Swedish literary scholar and professor

Per Bäckström (born 1959) is a Swedish literary scholar and affiliated professor in comparative literature at the Linnaeus University, Växjö, Sweden. He has worked as professor in comparative Literature, Karlstad University 2010–2019, and as associate professor at the Department of Culture and Literature, University of Tromsø, Norway 1996–2010. He took part in the founding of European Network for Avant-garde and Modernism Studies (EAM) in 2007, and was the leader of the Membership Commission 2007–2011. He has published studies on Bruno K. Öijer, Henri Michaux, Gunnar Ekelöf, Mikhail Bakhtin, intermediality, the grotesque, concrete poetry, performance, avant-garde and neo-avant-garde.
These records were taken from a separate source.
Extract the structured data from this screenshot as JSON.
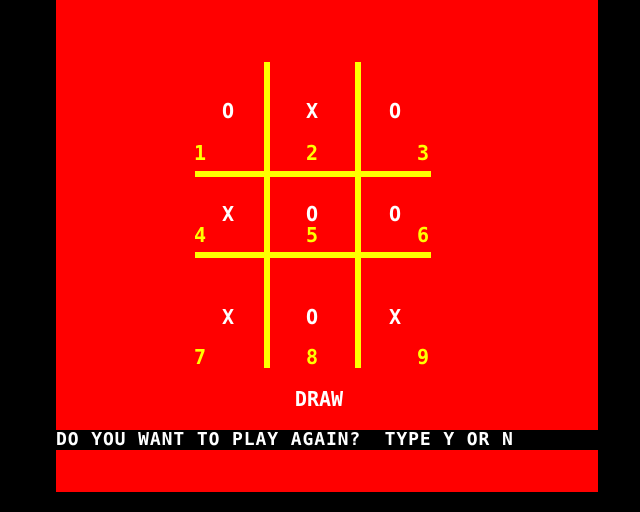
{
  "colors": {
    "background": "#ff0000",
    "border": "#000000",
    "grid": "#ffff00",
    "marks": "#ffffff",
    "numbers": "#ffff00",
    "prompt_bg": "#000000",
    "prompt_fg": "#ffffff"
  },
  "board": {
    "cells": [
      {
        "mark": "O",
        "number": "1"
      },
      {
        "mark": "X",
        "number": "2"
      },
      {
        "mark": "O",
        "number": "3"
      },
      {
        "mark": "X",
        "number": "4"
      },
      {
        "mark": "O",
        "number": "5"
      },
      {
        "mark": "O",
        "number": "6"
      },
      {
        "mark": "X",
        "number": "7"
      },
      {
        "mark": "O",
        "number": "8"
      },
      {
        "mark": "X",
        "number": "9"
      }
    ]
  },
  "status": "DRAW",
  "prompt": "DO YOU WANT TO PLAY AGAIN?  TYPE Y OR N"
}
He has made a critical reading of Michel Riffaterre's Semiotics of Poetry, where he introduces Riffaterre's theory, explains why it failed to make success, and criticizes it for its lack of consistency when it comes to experimental poetry. He has especially studied the use of the notions of “modernism” and “avant-garde” in Romance speaking languages versus English, and the role of the peripheries in relation to the supposed centres of the avant-garde in the 20th Century. He currently is working on the Swedish avant-gardist Öyvind Fahlström and The Anti-Aesthetics of Rock.

== Bibliography ==
- 2003 Aska, Tomhet & Eld. Outsiderproblematiken hos Bruno K. Öijer (Ash, Emptiness & Fire. The Outsider in Bruno K. Öijer), (Ph.D.-thesis) Lund: Ellerström.
- 2003 Sense and Senses in Aesthetics, Per Bäckström & Troels Degn Johansson (eds.), Gothenburg: NSU Press.
- 2005 Enhet i mångfalden. Henri Michaux och det groteska (Unity in the Plenitude. Henri Michaux and the Grotesque), Lund: Ellerström.
- 2007 Centre-Periphery. The Avant-Garde and the Other, Per Bäckström (ed.), Nordlit. University of Tromsø, no. 21.
- 2007 Le Grotesque dans l’œuvre d’Henri Michaux. Qui cache son fou, meurt sans voix, Paris: L’Harmattan.
- 2010 Vårt brokigas ochellericke! Om experimentell poesi (Our Gaudy Andornot!. On Experimental Poetry), Lund: Ellerström.
- 2010 Samspill mellom kunstartene. Modernisme i nordisk lyrikk 4 (Interplay between the Arts. Modernism in Nordic Poetry), Hadle Oftedal Andersen, Per Bäckström & Unni Langås (eds.), Helsinki: University of Helsinki.
- 2011 Norsk avantgarde (Norwegian Avant-Garde), Per Bäckström & Bodil Børset (eds.), Oslo: Novus.
- 2014 Decentring the Avant-Garde, Per Bäckström & Benedikt Hjartarson (eds.), Amsterdam & New York: Rodopi, Avantgarde Critical Studies.
- 2023 Allt kan bli aktiverat och skapande liv. Öyvind Fahlströms processuella estetik, Malmö: Ellerströms förlag.